Во-первых, есть поколения «между», то есть со сдвигом на 10-15 лет. Во-вторых, травмы в ХХ веке шли волнами, и одна накрывала другую, не давая не то что зализать раны – даже осознать, что произошло. Это все больше истощало, снижало способность к сопротивлению. Точно так же возможны сдвиги в волнах травм внутри семьи: например, дочь «Страшной бабы» может тоже вырасти «железной», но чуть мягче, и тогда будет другой сценарий.
В-третьих, на массовые травмы всегда накладывается история собственно семьи, в которой есть свои трагедии и драмы, болезни, предательства, радости и т. д. И все это может оказаться существенней исторический событий. Помню, как однажды в компании вспоминали события путча 1991 года, а один мужик говорит: а у меня накануне сын с дерева упал и повредил позвоночник, боялись, что парализует, так что я не помню никакого путча. А моя бабушка рассказывала, что 22 июня 1941 года была ужасно счастлива, потому что ночью у нее дочка родилась, и вроде понимала, что война и надо что-то другое испытывать, а счастье перекрывало все.

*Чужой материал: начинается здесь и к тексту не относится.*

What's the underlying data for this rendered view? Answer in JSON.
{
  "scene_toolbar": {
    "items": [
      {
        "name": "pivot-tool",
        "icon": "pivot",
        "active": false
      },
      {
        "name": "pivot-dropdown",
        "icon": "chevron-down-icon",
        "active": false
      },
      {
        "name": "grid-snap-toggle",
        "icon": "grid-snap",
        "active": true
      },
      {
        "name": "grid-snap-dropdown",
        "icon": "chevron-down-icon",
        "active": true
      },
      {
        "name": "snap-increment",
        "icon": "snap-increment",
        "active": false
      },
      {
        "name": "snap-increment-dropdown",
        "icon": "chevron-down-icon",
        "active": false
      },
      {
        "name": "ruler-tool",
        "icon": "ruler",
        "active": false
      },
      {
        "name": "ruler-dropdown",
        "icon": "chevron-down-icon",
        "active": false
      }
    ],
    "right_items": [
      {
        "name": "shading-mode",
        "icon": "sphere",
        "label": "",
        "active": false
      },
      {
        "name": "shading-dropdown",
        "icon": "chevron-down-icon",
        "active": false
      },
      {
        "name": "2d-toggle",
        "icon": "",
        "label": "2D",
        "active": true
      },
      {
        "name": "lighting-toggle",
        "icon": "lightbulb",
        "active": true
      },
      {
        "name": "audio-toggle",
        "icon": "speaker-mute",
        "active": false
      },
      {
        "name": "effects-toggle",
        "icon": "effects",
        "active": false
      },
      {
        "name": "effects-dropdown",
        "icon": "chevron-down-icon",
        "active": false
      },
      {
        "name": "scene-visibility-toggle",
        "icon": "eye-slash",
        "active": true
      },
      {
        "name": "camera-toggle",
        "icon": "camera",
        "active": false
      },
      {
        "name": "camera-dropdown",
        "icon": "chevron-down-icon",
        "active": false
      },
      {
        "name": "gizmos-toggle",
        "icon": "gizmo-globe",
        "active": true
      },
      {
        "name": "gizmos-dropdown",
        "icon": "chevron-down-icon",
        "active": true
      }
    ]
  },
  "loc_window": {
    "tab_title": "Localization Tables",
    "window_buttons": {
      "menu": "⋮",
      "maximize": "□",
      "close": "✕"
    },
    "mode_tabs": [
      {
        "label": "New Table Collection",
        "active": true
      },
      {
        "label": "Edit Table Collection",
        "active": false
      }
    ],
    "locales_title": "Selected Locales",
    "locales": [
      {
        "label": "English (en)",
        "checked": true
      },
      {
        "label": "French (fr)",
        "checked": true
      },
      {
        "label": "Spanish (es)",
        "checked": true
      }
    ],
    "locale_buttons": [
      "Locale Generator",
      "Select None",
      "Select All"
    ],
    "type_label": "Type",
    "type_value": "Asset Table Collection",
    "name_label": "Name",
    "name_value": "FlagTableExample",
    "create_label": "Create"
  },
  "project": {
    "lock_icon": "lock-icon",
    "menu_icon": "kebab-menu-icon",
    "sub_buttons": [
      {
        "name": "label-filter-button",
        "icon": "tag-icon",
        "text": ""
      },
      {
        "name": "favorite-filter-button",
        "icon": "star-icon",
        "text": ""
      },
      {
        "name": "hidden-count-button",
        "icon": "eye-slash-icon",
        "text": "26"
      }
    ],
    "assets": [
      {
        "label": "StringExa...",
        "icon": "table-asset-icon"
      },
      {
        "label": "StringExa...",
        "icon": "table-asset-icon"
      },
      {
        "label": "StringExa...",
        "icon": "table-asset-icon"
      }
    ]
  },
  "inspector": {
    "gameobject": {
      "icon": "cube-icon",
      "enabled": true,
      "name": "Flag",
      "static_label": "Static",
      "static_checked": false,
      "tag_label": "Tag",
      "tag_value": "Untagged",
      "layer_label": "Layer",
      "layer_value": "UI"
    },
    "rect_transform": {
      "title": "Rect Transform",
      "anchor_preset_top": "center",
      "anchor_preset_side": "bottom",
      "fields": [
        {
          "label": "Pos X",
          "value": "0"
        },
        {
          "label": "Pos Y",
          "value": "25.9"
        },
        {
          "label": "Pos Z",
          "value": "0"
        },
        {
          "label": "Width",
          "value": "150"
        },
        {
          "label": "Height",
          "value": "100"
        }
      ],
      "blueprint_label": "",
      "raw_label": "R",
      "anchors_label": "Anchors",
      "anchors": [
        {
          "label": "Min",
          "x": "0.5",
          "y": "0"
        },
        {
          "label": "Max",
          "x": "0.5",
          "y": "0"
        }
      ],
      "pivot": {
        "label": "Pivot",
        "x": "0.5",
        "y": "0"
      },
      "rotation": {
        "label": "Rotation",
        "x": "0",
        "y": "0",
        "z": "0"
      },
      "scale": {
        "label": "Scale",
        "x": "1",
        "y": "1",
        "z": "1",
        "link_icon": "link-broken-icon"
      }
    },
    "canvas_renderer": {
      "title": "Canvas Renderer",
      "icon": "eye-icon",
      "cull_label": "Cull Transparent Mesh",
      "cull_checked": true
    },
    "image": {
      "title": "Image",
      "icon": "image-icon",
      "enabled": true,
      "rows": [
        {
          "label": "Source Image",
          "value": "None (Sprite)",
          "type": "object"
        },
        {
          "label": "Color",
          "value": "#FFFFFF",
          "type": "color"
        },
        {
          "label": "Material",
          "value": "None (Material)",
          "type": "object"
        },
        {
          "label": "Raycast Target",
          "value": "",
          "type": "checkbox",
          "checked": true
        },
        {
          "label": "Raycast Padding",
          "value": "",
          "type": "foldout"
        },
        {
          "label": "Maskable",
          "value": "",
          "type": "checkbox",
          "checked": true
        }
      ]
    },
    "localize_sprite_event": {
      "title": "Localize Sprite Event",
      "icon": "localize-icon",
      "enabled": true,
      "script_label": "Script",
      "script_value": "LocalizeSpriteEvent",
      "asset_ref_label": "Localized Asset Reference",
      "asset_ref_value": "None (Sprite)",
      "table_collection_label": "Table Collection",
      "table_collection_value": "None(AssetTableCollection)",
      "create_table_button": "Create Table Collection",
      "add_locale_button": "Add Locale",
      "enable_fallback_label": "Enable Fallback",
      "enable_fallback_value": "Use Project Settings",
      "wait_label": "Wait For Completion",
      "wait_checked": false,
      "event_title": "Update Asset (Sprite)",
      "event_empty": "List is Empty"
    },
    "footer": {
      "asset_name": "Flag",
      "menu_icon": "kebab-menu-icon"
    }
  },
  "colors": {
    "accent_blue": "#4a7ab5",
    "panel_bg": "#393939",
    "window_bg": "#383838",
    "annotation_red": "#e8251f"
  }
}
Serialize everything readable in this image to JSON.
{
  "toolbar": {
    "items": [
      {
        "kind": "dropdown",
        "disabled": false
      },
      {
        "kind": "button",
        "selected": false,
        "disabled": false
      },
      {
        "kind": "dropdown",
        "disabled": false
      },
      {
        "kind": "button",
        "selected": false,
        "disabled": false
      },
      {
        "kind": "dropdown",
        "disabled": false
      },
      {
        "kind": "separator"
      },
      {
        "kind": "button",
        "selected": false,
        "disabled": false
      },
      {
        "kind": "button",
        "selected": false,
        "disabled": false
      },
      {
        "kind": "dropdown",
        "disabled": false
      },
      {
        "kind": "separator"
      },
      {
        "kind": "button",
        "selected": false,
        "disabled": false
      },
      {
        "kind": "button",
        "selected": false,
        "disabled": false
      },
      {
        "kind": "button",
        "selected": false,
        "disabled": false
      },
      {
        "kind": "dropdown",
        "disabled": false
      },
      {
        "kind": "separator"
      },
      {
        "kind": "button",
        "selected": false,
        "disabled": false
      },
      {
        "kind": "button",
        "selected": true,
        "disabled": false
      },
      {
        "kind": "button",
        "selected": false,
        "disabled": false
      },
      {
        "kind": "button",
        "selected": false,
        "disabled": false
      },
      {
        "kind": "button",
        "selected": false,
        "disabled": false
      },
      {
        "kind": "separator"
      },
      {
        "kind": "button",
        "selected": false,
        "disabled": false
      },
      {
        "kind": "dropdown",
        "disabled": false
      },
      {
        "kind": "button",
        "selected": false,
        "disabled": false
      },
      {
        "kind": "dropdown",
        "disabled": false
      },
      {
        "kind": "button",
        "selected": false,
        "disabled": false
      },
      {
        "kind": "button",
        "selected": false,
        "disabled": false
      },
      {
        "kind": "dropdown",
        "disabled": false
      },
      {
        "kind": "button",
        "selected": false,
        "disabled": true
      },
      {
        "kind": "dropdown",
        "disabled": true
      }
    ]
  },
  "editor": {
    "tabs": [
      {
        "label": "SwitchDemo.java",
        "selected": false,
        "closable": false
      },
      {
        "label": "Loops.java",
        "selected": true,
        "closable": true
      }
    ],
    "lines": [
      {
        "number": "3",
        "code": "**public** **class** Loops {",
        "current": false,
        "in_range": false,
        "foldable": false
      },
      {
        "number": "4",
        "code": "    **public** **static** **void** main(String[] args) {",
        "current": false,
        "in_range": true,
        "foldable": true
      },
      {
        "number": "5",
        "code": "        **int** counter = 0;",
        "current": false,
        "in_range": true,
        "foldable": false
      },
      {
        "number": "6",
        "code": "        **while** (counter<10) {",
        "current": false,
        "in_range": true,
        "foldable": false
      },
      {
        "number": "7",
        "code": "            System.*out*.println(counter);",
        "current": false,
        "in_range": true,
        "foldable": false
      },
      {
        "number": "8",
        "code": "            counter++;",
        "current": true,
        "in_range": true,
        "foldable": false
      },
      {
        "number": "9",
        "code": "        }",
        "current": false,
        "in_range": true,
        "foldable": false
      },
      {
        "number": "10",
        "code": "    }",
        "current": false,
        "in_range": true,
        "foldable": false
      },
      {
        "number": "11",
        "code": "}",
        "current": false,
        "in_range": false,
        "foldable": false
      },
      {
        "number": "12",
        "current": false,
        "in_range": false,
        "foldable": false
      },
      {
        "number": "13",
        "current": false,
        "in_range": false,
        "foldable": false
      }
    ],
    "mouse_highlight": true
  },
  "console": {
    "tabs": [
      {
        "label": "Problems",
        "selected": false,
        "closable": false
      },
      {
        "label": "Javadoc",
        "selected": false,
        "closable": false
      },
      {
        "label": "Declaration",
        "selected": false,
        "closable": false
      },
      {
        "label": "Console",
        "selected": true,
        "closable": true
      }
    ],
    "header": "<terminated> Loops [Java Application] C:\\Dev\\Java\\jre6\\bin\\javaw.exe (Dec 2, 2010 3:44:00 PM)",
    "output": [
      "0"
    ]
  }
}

Важно: то, как на ребенка влияет опыт родителей, зависит от двух противоположных стремлений. С одной стороны, ребенок стремится быть похожим на родителя, воспроизводить его жизненную модель, как самую известную и досконально изученную. С другой – люди в семье сцеплены друг с другом, как детальки в паззле, где у одного выемка, там у другого выступ. Ребенок всегда взаимодополнителен к родителям: они беспомощны – он супермен, они авторитарны – он пришиблен, они его боятся – он наглеет, они гиперопекают – он регрессирует. Если детей несколько, все попроще, они могут «распределить обязанности»: один может быть похож на родителя, а другой – дополнителен. Так часто и бывает.
А если один? Какие причудливые формы это все приобретет? Плюс включается критичность к родительскому опыту и сознательные усилия «жить иначе». Так что как именно проявится травма в конкретном случае конкретного человека – никто заранее не скажет. Есть лишь сюжетные линии, потоки, в которых каждый барахтается, как может.

[...] необъяснимые телесные реакции взрослых пугают ребенка еще больше, у него закрепляются свои панические реакции на те же обстоятельства. Это если не думать про реинкарнации и т. п. А если думать, так и подавно.
источник
*
Поколение вины и гиперответственности.
Итак, третье поколение, внуки военного поколения, дети детей войны.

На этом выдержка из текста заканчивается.